Pakar: Penegakkan Pidana Perdagangan Manusia Lemah
Aktual

Pakar: Penegakkan Pidana Perdagangan Manusia Lemah

Oleh:
ANT
Bacaan 2 Menit
Pakar: Penegakkan Pidana Perdagangan Manusia Lemah
Hukumonline
Pakar hukum pidana Universitas Lampung Heni Siswanto menilai penegakkan hukum pidana kasus pedagangan manusia (human trafficking) di Indonesia selama ini masih sangat lemah.

"Dari perundang-undangan, sebenarnya sudah diatur. Namun, penegakkan hukumnya ternyata masih lemah," katanya usai menyampaikan disertasi doktoralnya di Universitas Diponegoro Semarang, Kamis (24/4).

Pengajar Fakultas Hukum Unila tersebut menyampaikan disertasi doktoral yang berjudul "Rekonstruksi Sistem Penegakan Hukum Pidana Secara Integral Dalam Menghadapi Kejahatan Perdagangan Orang".

Menurut Heni, penegakan hukum atas kasus kejahatan perdagangan manusia sebenarnya sudah diatur dalam Undang-Undang Nomor 21 Tahun 2007 tentang Pemberantasan Tindak Kejahatan Perdagangan Orang.

Namun, kata dia, implementasinya di tingkat aparat penegak hukum selama ini cenderung lemah karena terindikasi ada intervensi permainan kotor dari pelaku terhadap oknum-oknum penegak hukum.

"Perdagangan orang saat ini menjadi kejahatan nomor tiga di dunia, setelah perdagangan narkotika dan perdagangan gelap senjata. Seharusnya, penegakan hukum atas kejahatan ini dioptimalisasikan," katanya.

Akibat indikasi adanya permainan kotor dari pelaku kejahatan perdagangan orang, kata dia, terjadi pelemahan terhadap peran aparat penegak hukum yang mengakibatkan penanganan kasus ini tidak terurus.

"Kejahatan perdagangan orang sebenarnya merupakan fenomena gunung es. Yang terlihat secara kasat mata hanya terlihat sedikit, sementara yang berada di bawah permukaan sangatlah besar," katanya.

Perdagangan orang, kata dia, juga termasuk pelanggaran hak asasi manusia (HAM) dengan korbannya para perempuan dan anak-anak untuk pelacuran, ekspolitasi sesksual, dan eksploitasi tenaga paksa.

Ia menjelaskan ada indikasi ketidakmauan dan ketidakmampuan penegak hukum dalam menangani perkara pidana ini untuk menciptakan kebenaran dan keadilan substantif, bukan yang bersifat transaksional.
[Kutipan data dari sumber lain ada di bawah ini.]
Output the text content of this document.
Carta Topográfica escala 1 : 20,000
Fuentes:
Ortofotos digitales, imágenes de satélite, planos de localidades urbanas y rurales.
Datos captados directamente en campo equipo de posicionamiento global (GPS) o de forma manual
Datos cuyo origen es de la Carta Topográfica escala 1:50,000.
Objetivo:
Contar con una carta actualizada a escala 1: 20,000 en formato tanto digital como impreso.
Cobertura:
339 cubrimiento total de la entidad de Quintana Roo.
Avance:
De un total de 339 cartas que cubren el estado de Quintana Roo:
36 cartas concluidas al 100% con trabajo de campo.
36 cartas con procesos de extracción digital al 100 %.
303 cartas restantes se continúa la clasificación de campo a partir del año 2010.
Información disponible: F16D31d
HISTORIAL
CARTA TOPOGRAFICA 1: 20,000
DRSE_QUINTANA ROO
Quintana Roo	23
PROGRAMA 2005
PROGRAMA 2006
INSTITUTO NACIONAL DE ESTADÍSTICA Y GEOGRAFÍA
Oleh karena itu, kata dia, dibutuhkan rekonstruksi atau bisa disebut reformasi atas penegakan hukum pidana kejahatan perdagangan orang, meliputi aspek substansi, struktur, dan budaya hukum.

"Kalau dari substansi, yakni aturan hukum, perundang-undangannya sudah baik. Ya, lebih kepada aspek struktur dan budaya hukum yang harus direformasi. Lebih pada perubahan 'mindset' penegak hukum," katanya.